İşte bu nedenle, küçük işyerlerinde keyfi feshi engelleyeceği düşüncesiyle kıdem tazminatını salt emeklilikte ödenen bir ikramiyeye dönüştüren "kıdem tazminatı fonu" uygulamasına karşı çıkılmaktadır.
Bu tepki, keyfi feshi önleyebilecek başka yaklaşımlar yoksa, elbette haklı ve geçerlidir.
Halbuki, kıdem tazminatının miktarı, hesaplama yöntemleri korunursa, otuzdan fazla işçi çalıştıran işyerlerinde uygulanmakta olan "iş güvencesi"ne ilişkin düzenlemeler bir işçi çalıştırılan işyerlerinde uygulanacak şekilde yaygınlaştırılırsa, kıdem tazminatının emeklilikte ödenmesini garanti altına alan, "fon" düzenlemesinin olumlu bir düzenlemeye dönüştürülebilme olasılığı da bulunuyor.
Üstelik, mevcut kıdem tazminatı uygulamasında bugün için yaşanan bazı sorunların da, kıdem tazminatının emeklilik koşuluna bağlı olarak garanti altına alınması halinde, ortadan kalkacağı düşünülüyor.
Kıdem tazminatının sorunları
Nitekim, mevcut uygulamaya göre, iş sözleşmesinin işçi tarafından haklı fesih sebebi bulunmaksızın bildirimli (ihbarlı) feshinde, işçinin hizmet süresine bakılmaksızın, işlemiş kıdem tazminatı hakkı yok oluyor.
Bu durumda, işyerindeki hizmet süresi uzamış bir işçinin, kişisel nedenlerle, hatta karşısına daha uygun bir olanak çıkmış olsa bile, iş sözleşmesini feshedebilmesi ancak kıdem tazminatı hakkını kaybetmeyi göze almasıyla mümkün olabiliyor.
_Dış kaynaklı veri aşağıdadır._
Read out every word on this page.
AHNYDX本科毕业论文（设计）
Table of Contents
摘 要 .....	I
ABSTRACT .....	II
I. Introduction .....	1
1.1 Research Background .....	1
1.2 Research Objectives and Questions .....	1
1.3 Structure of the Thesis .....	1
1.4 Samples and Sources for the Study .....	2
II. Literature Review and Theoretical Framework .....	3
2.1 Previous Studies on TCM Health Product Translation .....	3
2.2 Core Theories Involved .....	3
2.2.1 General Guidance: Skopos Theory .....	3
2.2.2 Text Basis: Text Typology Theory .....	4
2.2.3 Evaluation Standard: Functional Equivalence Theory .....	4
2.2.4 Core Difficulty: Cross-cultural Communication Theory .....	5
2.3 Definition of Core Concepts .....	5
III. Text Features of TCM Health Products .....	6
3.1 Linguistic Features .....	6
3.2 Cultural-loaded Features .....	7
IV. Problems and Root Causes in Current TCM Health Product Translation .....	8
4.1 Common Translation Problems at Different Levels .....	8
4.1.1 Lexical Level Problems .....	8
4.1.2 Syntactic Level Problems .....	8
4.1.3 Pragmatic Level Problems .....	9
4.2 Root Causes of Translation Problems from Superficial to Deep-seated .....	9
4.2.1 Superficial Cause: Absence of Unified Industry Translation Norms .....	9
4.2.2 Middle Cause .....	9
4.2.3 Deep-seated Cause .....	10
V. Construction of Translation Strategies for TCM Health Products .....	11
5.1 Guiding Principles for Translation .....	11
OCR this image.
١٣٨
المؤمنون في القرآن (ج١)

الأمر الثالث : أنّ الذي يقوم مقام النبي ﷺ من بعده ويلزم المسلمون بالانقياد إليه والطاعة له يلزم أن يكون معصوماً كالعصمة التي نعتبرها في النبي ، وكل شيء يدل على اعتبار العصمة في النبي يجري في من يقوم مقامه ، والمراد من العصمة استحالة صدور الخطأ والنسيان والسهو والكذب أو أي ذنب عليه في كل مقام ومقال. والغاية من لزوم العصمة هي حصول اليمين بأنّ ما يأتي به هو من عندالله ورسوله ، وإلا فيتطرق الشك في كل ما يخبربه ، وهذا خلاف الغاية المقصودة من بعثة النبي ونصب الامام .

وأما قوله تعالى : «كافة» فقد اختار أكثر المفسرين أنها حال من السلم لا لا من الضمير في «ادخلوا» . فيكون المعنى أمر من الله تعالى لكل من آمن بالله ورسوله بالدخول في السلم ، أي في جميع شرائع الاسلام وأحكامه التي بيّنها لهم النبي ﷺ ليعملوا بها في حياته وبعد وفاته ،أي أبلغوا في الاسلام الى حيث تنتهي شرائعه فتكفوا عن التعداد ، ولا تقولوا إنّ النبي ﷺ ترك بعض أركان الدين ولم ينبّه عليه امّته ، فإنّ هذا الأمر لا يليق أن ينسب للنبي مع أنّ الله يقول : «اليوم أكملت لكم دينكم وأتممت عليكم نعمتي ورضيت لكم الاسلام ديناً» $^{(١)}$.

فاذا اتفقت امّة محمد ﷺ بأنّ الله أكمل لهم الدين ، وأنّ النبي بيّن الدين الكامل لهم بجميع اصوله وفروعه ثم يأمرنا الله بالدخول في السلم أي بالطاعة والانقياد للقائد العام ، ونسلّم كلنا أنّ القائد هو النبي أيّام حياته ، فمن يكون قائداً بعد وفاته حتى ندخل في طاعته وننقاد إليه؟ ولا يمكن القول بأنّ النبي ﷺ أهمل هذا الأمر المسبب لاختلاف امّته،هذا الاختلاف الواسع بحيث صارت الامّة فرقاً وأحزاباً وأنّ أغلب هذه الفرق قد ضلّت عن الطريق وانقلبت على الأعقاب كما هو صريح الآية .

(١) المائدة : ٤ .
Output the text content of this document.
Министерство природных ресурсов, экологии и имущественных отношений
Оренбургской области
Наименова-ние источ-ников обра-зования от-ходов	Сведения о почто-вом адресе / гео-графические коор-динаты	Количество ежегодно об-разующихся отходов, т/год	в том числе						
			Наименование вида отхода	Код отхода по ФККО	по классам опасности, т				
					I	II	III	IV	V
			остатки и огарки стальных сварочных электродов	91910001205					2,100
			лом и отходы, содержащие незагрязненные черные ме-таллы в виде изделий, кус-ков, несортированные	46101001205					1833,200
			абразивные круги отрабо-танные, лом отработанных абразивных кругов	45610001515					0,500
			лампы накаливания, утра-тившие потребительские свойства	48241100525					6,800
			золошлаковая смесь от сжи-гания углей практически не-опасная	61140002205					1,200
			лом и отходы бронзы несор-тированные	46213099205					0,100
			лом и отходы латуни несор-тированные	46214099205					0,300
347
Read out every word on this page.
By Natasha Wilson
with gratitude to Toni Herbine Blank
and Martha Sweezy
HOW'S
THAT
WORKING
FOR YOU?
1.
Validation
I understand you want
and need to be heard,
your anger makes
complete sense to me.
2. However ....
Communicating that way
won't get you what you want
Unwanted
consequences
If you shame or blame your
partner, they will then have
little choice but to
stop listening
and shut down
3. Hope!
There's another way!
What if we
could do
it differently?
Görüleceği üzere, işyerindeki hizmet süresi uzadıkça işçi kıdem tazminatını kaybetmemek için iradesini kullanamaz hale geliyor. Başka bir söyleyişle, kıdem tazminatı uygulaması bir bakıma işçinin iş güvencesi değil, işverenin işçiyi işe bağlama güvencesi haline dönüşüyor. .
İşveren, işyerindeki kıdemi fazla bir işçinin iş sözleşmesinin, ödenecek kıdem tazminatının yüksek meblağa ulaşması nedeniyle feshini gerçekleştiremiyorsa, bu kez en hafifiyle işçiye "mobbing" uygulandığı görülmektedir. İşçinin bezerek işi bırakmasına kadar iş ilişkisinin bilinçli olarak dayanılmaz hale getirilmesi sık yaşanan sorunlardan biridir.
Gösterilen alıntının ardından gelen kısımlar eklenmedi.